The relationship, however, is structurally asymmetric. Codec2Vec is a self-supervised speech representation learning framework whose pretraining input consists only of discrete codec units, whereas Q2D2 is a geometry-aware quantization scheme that modifies the tokenization layer itself by quantizing pairs of latent channels jointly in 2D rather than introducing a new semantic encoder or contrastive representation model (Shuster et al., 1 Dec 2025). This suggests a useful taxonomy: Codec2Vec studies how to learn contextual speech representations from discrete codec outputs, while Q2D2 studies how to improve the construction of those discrete outputs through quantization geometry.
That distinction is important because “codec-based representation learning” can refer either to downstream SSL over codec sequences or to codec design choices that alter the representational content of the sequence being produced. Codec2Vec occupies the former category. A plausible implication is that stronger tokenizers of the Q2D2 type could eventually improve discrete-only SSL frameworks of the Codec2Vec type, although that integration is not claimed in either paper.

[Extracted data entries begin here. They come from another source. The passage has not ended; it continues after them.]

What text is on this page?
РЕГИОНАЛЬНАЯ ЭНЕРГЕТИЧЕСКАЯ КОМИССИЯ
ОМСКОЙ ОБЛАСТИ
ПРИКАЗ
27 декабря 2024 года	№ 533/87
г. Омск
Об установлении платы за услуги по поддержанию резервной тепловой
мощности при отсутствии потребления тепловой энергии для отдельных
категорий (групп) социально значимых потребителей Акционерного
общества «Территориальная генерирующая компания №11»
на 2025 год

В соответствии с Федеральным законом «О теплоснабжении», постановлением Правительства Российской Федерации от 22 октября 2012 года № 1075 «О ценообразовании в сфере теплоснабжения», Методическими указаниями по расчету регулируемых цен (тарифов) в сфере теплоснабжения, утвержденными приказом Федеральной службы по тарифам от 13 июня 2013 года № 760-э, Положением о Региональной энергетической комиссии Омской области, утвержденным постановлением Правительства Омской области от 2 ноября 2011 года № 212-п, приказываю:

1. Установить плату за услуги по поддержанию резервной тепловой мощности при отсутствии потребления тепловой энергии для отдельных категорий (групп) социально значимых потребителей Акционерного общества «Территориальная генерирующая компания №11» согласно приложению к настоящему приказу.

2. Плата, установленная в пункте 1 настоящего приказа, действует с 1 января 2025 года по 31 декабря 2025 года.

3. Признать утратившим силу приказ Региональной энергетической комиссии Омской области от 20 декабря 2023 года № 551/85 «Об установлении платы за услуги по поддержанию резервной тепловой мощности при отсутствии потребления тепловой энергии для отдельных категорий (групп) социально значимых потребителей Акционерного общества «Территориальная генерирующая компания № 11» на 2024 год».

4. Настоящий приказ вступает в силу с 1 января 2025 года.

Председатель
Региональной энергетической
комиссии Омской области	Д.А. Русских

7. Limitations, interpretive boundaries, and broader significance
The paper explicitly identifies several limitations. Codec selection remains open because different codecs preserve different information and the best codec for SSL is not known. Task-specific trade-offs remain, especially for ASR and some other demanding tasks. There is no extensive noisy-condition study, so robustness under real-world noise is not deeply explored. In addition, existing SSL objectives were designed mainly for continuous inputs, which suggests that better objectives may be needed for discrete-token speech SSL (Tseng et al., 20 Nov 2025).
These limitations help delimit what Codec2Vec establishes. It shows that standard masked prediction works in a fully discrete setting and that discrete-only pretraining can achieve competitive SUPERB performance relative to continuous-input baselines while delivering substantial efficiency gains. It does not show that codec-token SSL has closed the performance gap for every speech task, nor does it resolve which codec or objective is optimal (Tseng et al., 20 Nov 2025).

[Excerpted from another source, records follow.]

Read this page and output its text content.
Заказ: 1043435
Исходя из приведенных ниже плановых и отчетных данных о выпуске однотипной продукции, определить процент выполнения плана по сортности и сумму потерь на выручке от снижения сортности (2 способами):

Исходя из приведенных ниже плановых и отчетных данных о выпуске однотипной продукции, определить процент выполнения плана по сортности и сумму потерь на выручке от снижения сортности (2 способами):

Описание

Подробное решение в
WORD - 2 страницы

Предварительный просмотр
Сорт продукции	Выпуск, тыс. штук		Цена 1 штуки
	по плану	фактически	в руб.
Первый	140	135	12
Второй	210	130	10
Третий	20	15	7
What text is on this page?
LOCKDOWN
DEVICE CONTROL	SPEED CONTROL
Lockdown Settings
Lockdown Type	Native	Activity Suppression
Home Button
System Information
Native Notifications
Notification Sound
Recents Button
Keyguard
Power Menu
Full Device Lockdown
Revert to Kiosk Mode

Its broader significance lies in demonstrating that speech foundation models do not necessarily need to begin from raw waveforms. By using codec tokens, pretraining can become more scalable, datasets can be drastically compressed, SSL can be decoupled from continuous acoustic front ends, and discrete speech units become a plausible substrate for general-purpose speech learning (Tseng et al., 20 Nov 2025). For research on large-scale speech modeling, this reframes codec outputs from mere compression artifacts into a computationally economical interface between speech data and contextual representation learning.